5th  SUNDAY OF EASTER   A              John 14: 1-14

It has been a month since Easter. A lot has happened in our lives and in the world. Has the glow of the feast left us? It’s difficult on our own to keep up enthusiasm for the mystery and marvel of Easter. Life impinges on our daily routine and our focus shifts. At the university behind where I live, students are up to their necks in exams, term papers, summer projects and jobs. Easter must seem like a celebration in their rear-view mirror. Looking ahead to the next few weeks before Pentecost, the gospel readings offer a glimpse of the mysterious relationship between Jesus and his heavenly Father.

The 20th century theologian, Karl Rahner (d. 1984), is often remembered for his words on the future of Christianity. “In the days ahead, you will either be a mystic (one who has experienced God for real) or nothing at all.”  Let’s pause for a moment in the light of this gospel and consider his words that, in the days ahead, we will be mystics or nothing at all. The comment has a defining quality about it, a contrasting of reality with nothingness. We ask ourselves if we have ever experienced God “for real?” Or are we shadow boxing with an idea and failing to match the reality of the God who created us? Rahner’s words offer no halfway house. One is a mystic that experiences the reality of God or experiences nothing.

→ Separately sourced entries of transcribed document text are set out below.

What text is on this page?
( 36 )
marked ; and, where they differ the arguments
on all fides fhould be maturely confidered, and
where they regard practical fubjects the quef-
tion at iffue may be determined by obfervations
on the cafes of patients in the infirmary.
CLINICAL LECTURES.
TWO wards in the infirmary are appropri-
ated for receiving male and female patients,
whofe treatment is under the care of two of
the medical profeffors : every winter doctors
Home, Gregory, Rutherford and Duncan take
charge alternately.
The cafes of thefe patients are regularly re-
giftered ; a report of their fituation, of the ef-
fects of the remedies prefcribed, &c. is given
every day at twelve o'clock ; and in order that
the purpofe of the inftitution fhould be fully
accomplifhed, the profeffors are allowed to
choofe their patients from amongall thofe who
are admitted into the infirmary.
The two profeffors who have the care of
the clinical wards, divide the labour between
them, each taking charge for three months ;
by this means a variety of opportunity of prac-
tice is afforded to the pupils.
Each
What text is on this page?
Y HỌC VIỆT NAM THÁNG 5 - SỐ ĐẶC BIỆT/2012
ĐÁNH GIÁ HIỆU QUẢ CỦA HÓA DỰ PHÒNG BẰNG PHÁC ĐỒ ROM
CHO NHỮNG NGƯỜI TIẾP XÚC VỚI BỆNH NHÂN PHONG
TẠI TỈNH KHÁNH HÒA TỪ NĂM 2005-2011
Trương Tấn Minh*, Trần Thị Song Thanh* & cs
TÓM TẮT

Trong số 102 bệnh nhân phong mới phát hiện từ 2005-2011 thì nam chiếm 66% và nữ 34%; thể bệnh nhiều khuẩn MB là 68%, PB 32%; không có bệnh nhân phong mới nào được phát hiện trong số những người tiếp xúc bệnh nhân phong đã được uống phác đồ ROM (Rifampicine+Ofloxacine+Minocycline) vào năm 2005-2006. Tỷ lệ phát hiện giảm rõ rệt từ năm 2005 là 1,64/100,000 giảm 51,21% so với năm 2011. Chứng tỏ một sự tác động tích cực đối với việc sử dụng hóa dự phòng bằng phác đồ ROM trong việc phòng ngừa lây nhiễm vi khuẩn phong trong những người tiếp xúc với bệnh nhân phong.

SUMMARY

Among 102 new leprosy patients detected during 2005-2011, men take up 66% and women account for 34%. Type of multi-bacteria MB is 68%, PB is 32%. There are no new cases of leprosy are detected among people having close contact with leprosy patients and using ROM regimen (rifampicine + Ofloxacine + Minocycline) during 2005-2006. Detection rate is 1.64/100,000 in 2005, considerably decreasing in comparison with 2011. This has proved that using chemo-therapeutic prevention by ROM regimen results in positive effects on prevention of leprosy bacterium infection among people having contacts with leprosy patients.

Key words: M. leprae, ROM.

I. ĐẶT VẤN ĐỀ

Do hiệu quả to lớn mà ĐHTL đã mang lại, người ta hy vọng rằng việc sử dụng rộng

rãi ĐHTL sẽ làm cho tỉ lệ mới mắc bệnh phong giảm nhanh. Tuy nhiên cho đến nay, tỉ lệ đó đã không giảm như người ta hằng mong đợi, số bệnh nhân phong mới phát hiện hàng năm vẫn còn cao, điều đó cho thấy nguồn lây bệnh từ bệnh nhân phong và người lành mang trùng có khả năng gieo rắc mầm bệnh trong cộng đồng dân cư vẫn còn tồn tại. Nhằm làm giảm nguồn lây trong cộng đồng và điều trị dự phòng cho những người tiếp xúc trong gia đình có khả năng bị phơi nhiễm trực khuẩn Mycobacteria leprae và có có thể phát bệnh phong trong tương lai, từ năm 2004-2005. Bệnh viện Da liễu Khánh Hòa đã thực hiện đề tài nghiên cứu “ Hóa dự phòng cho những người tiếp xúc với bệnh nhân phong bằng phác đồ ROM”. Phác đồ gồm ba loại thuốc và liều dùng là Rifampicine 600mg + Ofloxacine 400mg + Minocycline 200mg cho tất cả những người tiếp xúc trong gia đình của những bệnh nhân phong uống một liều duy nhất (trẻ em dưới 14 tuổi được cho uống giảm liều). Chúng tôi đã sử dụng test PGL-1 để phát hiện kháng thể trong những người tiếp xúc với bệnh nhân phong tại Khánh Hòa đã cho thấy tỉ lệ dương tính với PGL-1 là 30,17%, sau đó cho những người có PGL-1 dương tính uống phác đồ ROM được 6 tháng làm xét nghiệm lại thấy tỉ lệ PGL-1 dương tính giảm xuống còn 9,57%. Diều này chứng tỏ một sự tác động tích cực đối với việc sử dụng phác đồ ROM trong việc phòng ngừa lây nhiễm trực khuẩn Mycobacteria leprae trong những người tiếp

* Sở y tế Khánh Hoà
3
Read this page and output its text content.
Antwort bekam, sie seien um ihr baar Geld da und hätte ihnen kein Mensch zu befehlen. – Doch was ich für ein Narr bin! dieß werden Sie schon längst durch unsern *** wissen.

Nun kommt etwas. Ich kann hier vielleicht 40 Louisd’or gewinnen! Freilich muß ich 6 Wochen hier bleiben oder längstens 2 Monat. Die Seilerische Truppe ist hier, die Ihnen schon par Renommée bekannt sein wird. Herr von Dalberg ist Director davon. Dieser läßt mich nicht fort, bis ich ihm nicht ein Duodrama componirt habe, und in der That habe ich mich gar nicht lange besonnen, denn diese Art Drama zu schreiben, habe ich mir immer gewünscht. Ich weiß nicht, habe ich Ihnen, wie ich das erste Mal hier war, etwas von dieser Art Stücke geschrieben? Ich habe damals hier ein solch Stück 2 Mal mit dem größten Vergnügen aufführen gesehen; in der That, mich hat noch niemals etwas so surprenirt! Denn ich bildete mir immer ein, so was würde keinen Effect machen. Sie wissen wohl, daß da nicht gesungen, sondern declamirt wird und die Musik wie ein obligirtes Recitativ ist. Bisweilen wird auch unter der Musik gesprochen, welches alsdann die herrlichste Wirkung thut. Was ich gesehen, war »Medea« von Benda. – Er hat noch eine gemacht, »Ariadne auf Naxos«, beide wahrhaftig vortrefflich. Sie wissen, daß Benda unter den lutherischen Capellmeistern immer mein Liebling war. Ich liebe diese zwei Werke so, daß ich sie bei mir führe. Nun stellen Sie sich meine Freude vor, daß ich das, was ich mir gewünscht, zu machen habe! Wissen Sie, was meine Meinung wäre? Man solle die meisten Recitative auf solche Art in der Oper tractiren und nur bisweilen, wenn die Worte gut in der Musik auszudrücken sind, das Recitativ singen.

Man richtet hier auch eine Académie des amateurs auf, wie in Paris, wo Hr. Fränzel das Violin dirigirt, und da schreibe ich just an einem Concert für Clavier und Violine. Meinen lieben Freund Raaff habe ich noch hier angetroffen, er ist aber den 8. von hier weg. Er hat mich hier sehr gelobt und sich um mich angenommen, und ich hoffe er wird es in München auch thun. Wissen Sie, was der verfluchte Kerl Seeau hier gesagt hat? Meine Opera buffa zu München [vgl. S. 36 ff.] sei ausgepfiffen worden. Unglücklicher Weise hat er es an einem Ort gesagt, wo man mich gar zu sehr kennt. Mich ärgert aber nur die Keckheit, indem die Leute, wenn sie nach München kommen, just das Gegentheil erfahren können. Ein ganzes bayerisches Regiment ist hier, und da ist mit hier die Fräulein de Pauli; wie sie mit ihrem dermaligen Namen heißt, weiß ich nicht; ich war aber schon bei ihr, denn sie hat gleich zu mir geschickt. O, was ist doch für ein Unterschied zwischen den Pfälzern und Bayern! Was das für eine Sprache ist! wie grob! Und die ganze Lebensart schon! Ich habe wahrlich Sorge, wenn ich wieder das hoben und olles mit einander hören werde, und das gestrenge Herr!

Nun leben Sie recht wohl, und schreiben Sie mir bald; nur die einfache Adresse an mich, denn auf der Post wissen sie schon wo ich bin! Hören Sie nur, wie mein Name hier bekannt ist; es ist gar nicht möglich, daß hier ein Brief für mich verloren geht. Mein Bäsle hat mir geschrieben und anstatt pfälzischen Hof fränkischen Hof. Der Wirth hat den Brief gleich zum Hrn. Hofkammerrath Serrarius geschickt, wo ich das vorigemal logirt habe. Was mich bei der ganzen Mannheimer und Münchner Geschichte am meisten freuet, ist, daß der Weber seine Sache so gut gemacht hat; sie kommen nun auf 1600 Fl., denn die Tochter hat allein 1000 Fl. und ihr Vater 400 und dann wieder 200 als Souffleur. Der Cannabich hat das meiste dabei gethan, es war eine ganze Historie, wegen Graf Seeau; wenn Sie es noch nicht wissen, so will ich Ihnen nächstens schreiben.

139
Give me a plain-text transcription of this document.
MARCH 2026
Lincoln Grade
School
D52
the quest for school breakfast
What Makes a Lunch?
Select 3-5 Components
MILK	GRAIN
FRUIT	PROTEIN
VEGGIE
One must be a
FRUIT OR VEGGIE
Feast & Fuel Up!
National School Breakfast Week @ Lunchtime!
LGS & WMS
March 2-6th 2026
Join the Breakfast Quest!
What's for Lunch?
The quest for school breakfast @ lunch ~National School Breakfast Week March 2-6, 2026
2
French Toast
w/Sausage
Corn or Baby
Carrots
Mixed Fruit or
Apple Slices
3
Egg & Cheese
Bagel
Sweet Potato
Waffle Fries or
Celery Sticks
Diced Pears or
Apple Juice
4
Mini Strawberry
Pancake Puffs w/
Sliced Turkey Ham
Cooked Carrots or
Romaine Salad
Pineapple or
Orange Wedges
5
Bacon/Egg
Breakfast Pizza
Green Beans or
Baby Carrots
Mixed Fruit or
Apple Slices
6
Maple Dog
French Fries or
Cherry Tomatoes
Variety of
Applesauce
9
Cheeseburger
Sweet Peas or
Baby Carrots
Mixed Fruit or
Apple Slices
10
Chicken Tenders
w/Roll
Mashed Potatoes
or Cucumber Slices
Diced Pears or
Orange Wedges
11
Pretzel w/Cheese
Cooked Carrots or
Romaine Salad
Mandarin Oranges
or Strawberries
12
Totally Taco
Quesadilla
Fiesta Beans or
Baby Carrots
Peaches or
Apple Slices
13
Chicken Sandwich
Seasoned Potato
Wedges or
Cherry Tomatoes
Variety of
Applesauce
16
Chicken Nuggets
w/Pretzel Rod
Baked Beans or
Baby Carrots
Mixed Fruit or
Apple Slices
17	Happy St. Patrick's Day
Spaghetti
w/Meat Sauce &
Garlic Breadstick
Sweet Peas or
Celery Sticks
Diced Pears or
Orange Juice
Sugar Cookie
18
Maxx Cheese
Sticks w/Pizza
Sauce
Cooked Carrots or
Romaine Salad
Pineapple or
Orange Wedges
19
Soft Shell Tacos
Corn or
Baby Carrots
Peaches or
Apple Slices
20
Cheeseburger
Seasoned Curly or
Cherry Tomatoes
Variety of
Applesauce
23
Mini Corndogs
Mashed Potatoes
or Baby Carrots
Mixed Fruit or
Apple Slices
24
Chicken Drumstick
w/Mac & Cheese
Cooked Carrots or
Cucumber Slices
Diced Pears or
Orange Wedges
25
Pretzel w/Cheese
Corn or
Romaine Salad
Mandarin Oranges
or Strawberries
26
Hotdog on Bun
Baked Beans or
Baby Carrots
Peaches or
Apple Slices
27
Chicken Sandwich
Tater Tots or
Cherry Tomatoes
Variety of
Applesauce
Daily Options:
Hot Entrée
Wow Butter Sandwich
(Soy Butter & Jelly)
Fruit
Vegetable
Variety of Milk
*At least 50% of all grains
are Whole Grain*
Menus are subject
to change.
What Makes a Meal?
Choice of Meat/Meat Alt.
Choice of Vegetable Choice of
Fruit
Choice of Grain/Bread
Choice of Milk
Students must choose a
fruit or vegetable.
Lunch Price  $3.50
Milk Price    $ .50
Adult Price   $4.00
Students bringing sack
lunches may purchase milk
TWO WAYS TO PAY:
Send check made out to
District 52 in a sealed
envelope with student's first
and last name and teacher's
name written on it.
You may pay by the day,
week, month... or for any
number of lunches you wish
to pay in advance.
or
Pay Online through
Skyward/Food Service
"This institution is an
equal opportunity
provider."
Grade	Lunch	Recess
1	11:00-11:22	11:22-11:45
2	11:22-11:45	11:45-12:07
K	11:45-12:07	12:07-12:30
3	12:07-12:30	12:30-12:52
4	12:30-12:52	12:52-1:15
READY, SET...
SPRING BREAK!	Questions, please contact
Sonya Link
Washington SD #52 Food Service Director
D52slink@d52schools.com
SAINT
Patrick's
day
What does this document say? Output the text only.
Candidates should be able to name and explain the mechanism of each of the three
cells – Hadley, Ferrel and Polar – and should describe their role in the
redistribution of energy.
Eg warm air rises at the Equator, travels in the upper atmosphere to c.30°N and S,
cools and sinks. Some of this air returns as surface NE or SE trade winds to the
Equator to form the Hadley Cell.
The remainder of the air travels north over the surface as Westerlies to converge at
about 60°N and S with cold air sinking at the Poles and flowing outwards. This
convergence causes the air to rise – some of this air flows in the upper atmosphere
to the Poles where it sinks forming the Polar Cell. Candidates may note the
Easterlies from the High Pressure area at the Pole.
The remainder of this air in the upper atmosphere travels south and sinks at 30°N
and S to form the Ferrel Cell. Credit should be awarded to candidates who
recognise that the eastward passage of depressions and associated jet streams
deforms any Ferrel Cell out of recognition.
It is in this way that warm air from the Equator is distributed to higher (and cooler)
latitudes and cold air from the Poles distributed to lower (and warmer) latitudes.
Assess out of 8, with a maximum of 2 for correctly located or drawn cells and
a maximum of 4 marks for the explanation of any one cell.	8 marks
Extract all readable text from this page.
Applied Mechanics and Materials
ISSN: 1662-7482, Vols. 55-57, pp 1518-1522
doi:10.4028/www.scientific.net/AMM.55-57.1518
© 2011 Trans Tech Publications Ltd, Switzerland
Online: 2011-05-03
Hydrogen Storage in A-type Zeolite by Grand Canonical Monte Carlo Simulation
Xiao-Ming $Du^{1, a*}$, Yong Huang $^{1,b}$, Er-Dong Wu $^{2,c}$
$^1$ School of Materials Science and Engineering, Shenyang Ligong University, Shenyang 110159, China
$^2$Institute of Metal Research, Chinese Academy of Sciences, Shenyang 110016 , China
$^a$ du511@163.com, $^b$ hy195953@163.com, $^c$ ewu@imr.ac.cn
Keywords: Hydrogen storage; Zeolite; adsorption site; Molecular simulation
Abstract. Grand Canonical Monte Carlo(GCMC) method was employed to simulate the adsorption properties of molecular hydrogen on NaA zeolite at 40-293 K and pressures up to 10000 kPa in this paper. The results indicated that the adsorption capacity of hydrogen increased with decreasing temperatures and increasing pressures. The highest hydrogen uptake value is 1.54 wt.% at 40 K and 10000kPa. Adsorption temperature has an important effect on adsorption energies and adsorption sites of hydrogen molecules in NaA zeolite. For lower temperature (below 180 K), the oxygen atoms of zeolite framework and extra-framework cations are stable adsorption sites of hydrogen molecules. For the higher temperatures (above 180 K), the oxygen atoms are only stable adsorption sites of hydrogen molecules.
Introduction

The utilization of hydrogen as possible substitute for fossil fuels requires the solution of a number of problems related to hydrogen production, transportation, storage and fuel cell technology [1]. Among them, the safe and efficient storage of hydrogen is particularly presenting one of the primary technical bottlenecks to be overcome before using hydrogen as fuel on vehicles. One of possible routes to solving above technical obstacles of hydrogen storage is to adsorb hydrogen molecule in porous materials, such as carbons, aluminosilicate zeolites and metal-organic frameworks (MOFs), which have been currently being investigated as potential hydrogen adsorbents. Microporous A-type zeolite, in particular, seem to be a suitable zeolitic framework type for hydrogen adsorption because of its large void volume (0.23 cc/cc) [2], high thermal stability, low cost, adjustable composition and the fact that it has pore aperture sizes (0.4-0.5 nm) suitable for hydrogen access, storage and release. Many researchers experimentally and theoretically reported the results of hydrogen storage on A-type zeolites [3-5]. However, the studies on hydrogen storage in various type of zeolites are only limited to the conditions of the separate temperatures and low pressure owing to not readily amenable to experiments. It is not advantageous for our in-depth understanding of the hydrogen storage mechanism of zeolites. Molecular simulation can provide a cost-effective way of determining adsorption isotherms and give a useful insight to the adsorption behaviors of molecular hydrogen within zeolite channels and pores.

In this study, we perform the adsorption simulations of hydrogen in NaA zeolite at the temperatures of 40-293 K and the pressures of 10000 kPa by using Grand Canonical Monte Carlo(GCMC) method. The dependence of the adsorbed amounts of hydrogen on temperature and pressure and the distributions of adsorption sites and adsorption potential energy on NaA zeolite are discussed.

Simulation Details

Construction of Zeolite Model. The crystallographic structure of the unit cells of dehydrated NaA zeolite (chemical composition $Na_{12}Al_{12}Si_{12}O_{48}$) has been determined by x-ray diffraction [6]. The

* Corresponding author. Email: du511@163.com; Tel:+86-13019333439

In the years since the far-seeing theologian said those words people have become more aware of contemplative forms of prayer. The great re-discovery of it is that God somehow communicates the mystery of his presence in the silence of prayer. Contemplative forms of prayer, such as meditation,  centering prayer, lectio divina, mindfulness, etc., offer the possibility of deep communion with God that surpasses all fear and understanding -cf. Phil 4:6-7; Matt 6:25 ff.

“If you know me, you know my Father too….I am in the Father and the Father is in me.” These are astounding words.  Jesus always prayed as if God was present to him and with him. Teresa of Avila warned us that it’s a mistake to pray as if God was absent or on some distant planet. The gift of meditation awakens us to a very keen sense of being always in God’s presence here and now. Paul often speaks about a deep sense and knowledge of God, as when he writes in Ephesians 3: 14-19:

 “For this reason I kneel before the Father, from whom every family in heaven and on earth derives its name. I pray that out of his glorious riches he may strengthen you with power through his Spirit in your inner being, so that Christ may dwell in your hearts through faith. And I pray that you, being rooted and established in love, may have power, together with all the Lord’s holy people, to grasp how wide and long and high and deep is the love of Christ and to know this love that surpasses all knowledge – that you may be filled to the measure of all the fullness of God.”

Fr. QQ – 05/03/2023

Is it possible that despite our discoveries and advances, despite our culture, religion and science, we have remained on the surface of life?     – Rainer Maria Rilke.